Legislative advocacy is important, to make sure you are promoting the positive, what would help the industry and customers, and preventing anything detrimental. It is more than lobbying, it is also educating legislators about the perspective of our industry.

Certainly working with prudential banking regulators to make sure the regulations are appropriate and right-sized based on the institutions.

I can’t stress education enough. In particular — credit analysts and commercial lenders. There is sort of a wave of retirements coming. And a lot of them were formally credit trained. The big banks provided some of the best training around — and that is where a lot of them came from. I see a gap.

To become an effective commercial lender, you really need formal credit training, credit analysis.

Our School of Finance and Management can help with education. There is another related program at Central Connecticut State University. (CCSU is offering a certificate program in commercial lending.)

You need quality lenders across the state to address the business needs. Making sure we have a robust, talented workforce — it is key to the industry.

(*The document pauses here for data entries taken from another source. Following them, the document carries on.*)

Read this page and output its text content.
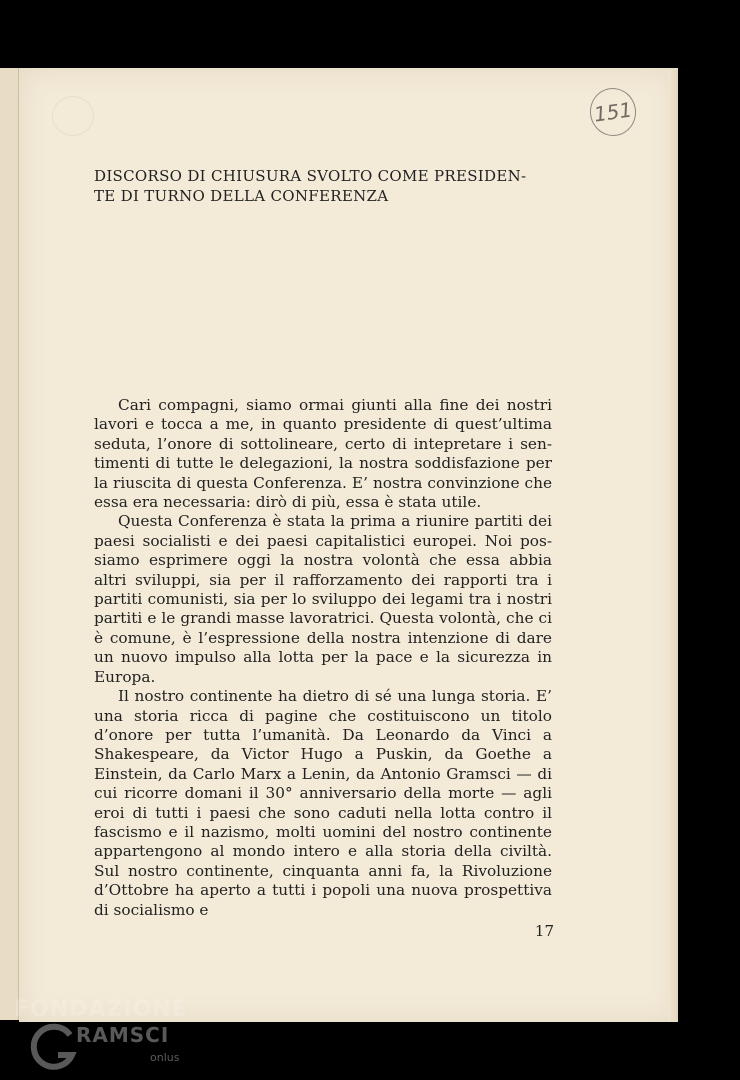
151
DISCORSO DI CHIUSURA SVOLTO COME PRESIDEN-
TE DI TURNO DELLA CONFERENZA

Cari compagni, siamo ormai giunti alla fine dei nostri lavori e tocca a me, in quanto presidente di quest’ultima seduta, l’onore di sottolineare, certo di intepretare i sentimenti di tutte le delegazioni, la nostra soddisfazione per la riuscita di questa Conferenza. E’ nostra convinzione che essa era necessaria: dirò di più, essa è stata utile.

Questa Conferenza è stata la prima a riunire partiti dei paesi socialisti e dei paesi capitalistici europei. Noi possiamo esprimere oggi la nostra volontà che essa abbia altri sviluppi, sia per il rafforzamento dei rapporti tra i partiti comunisti, sia per lo sviluppo dei legami tra i nostri partiti e le grandi masse lavoratrici. Questa volontà, che ci è comune, è l’espressione della nostra intenzione di dare un nuovo impulso alla lotta per la pace e la sicurezza in Europa.

Il nostro continente ha dietro di sé una lunga storia. E’ una storia ricca di pagine che costituiscono un titolo d’onore per tutta l’umanità. Da Leonardo da Vinci a Shakespeare, da Victor Hugo a Puskin, da Goethe a Einstein, da Carlo Marx a Lenin, da Antonio Gramsci — di cui ricorre domani il 30° anniversario della morte — agli eroi di tutti i paesi che sono caduti nella lotta contro il fascismo e il nazismo, molti uomini del nostro continente appartengono al mondo intero e alla storia della civiltà. Sul nostro continente, cinquanta anni fa, la Rivoluzione d’Ottobre ha aperto a tutti i popoli una nuova prospettiva di socialismo e

17
FONDAZIONE
RAMSCI
onlus
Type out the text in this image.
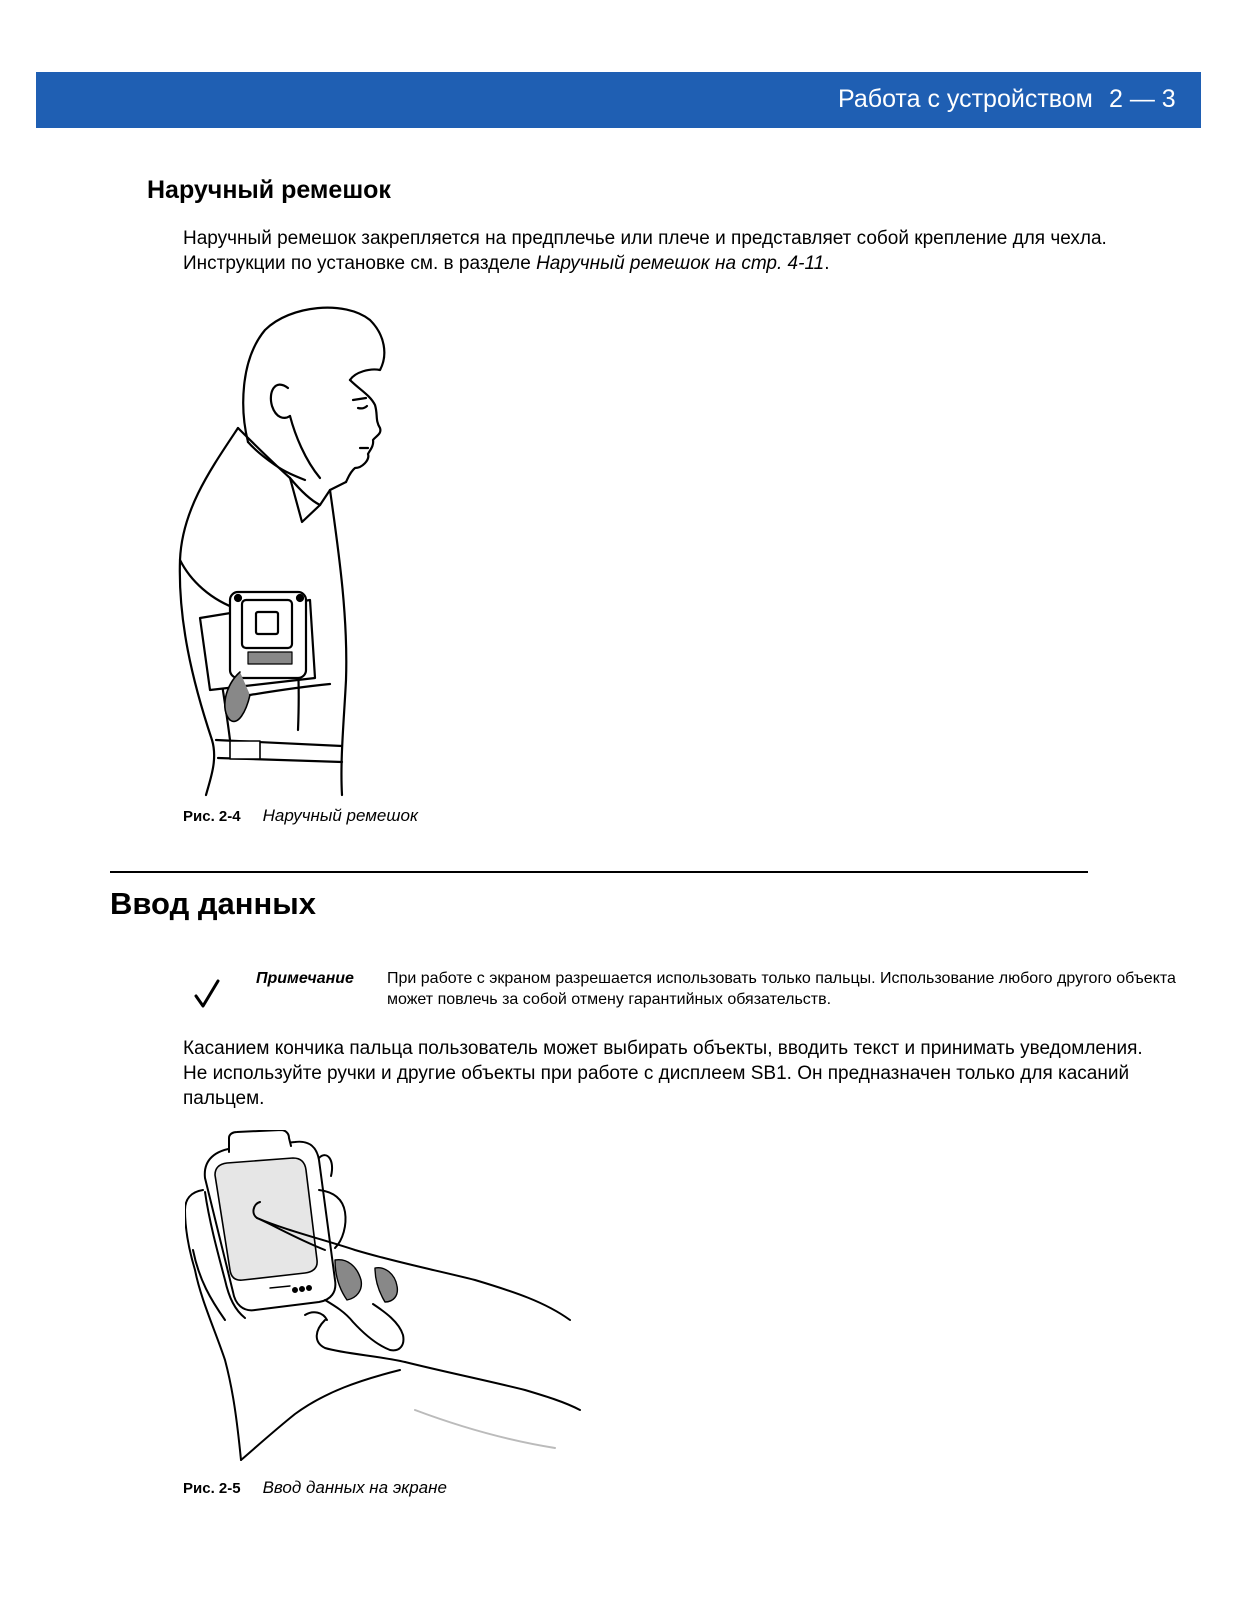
Работа с устройством 2 — 3
Наручный ремешок
Наручный ремешок закрепляется на предплечье или плече и представляет собой крепление для чехла.
Инструкции по установке см. в разделе Наручный ремешок на стр. 4-11.
Рис. 2-4 Наручный ремешок
Ввод данных
Примечание При работе с экраном разрешается использовать только пальцы. Использование любого другого объекта может повлечь за собой отмену гарантийных обязательств.
Касанием кончика пальца пользователь может выбирать объекты, вводить текст и принимать уведомления. Не используйте ручки и другие объекты при работе с дисплеем SB1. Он предназначен только для касаний пальцем.
Рис. 2-5 Ввод данных на экране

Where there are gaps, we will look to fill them, where people need training. That is where I think the CBA plays a role. Not every bank, especially small community banks, can afford it, nor do they have the scale to do it.

There is CBA’s ASPIRE Leadership Academy. (ASPIRE is an acronym for Advancing the Skills, Passion, Impact and Resilience of Emerging leaders. It launches in 2023 and is a 12-month program on topics such as coaching and creating a high-performing team.)

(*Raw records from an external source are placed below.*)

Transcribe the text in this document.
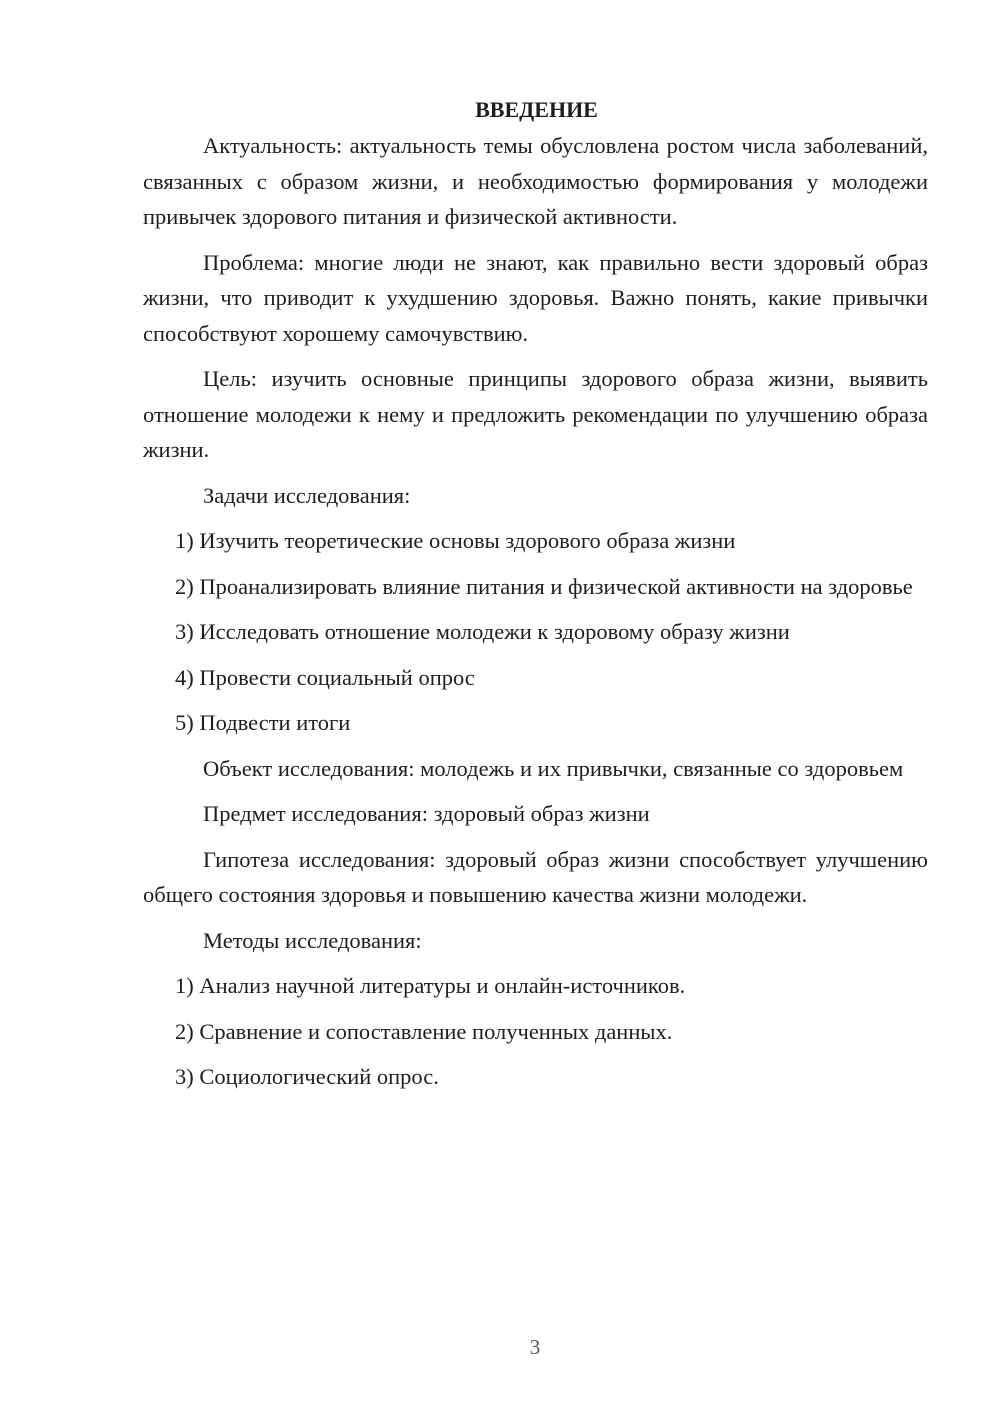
ВВЕДЕНИЕ

Актуальность: актуальность темы обусловлена ростом числа заболеваний, связанных с образом жизни, и необходимостью формирования у молодежи привычек здорового питания и физической активности.

Проблема: многие люди не знают, как правильно вести здоровый образ жизни, что приводит к ухудшению здоровья. Важно понять, какие привычки способствуют хорошему самочувствию.

Цель: изучить основные принципы здорового образа жизни, выявить отношение молодежи к нему и предложить рекомендации по улучшению образа жизни.

Задачи исследования:

1) Изучить теоретические основы здорового образа жизни

2) Проанализировать влияние питания и физической активности на здоровье

3) Исследовать отношение молодежи к здоровому образу жизни

4) Провести социальный опрос

5) Подвести итоги

Объект исследования: молодежь и их привычки, связанные со здоровьем

Предмет исследования: здоровый образ жизни

Гипотеза исследования: здоровый образ жизни способствует улучшению общего состояния здоровья и повышению качества жизни молодежи.

Методы исследования:

1) Анализ научной литературы и онлайн-источников.

2) Сравнение и сопоставление полученных данных.

3) Социологический опрос.

3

Are you hoping to get more college-age individuals and others interested in working in the industry?

They are interested. There are careers for most people in banking. People tend to think we are all bean counters, and it’s not. If you are into the digital and virtual — you need people who are very talented technologically.

There is cybersecurity, to make sure people are protected. There are marketing roles. We want to make sure folks are aware of this and try to attract them to the industry.

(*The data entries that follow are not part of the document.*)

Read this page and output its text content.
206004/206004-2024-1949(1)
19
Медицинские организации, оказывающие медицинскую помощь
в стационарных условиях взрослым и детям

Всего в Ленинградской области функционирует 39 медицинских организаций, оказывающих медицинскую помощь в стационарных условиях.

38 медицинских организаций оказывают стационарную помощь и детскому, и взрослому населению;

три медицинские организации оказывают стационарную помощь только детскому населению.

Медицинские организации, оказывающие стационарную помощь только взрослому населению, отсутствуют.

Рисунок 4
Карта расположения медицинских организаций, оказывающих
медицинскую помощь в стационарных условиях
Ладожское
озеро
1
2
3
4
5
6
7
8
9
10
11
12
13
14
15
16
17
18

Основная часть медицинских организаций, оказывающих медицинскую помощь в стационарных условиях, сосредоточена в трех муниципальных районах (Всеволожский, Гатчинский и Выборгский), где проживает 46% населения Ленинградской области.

What regulatory changes would you like to see at the state and federal level?

At the federal level, one that keeps popping up is the Community Reinvestment Act, (which requires regulators to encourage financial institutions to help meet credit needs in their communities, including for low- and moderate-income areas.)

Certainly more clarity. And making sure that all the prudential regulators, such as the Federal Deposit Insurance Corporation, Office of the Comptroller of the Currency, and others are all on the same page. That has been a sort of gray area. It came into existence in the 70s, and they have tried to modernize it, to make sure it is applicable for the mobile world.

Fintechs are looking to do things in the banking space. We want to make sure they are held to the same standards that banks are, as far as regulatory oversight.

We are looking to partner, not necessarily compete. That one is always on the radar because — we just want a level playing field. If you are in banking, you are in banking.

Cryptocurrency is something that is facing everybody. We don’t have a position on it per se at the CBA. Everybody, I believe, endorses the technology behind it. When you look at the recent failure of (defunct cryptocurrency company) FTX Trading Ltd. — a lot of people lost their life savings in a heartbeat.

Banking is safe and sound if there is regulatory oversight. We would like to see a level playing field and the right balance of regulation and oversight to make sure customers, people are protected.

Is the pandemic still impacting banks?

All member banks are looking at trying to keep the positives. We never met (virtually) like this before — whether it is Teams or Zoom. There are certain efficiencies, but also the flip side, I like to say, “You can’t Zoom culture.”

We at GSB are still hybrid, and we think that works. We want to make sure culture is protected and nurtured. As for COVID, we don’t have our end report card yet.

I think banks fared very well throughout that, some better than others. There is some permanence to aspects of what that created.

Another positive is how it accelerated banks' transformation. We had to be there for the customers, and certainly their needs and desires changed. It is definitely more mobile, digital and virtual, but they still want to come into the branches.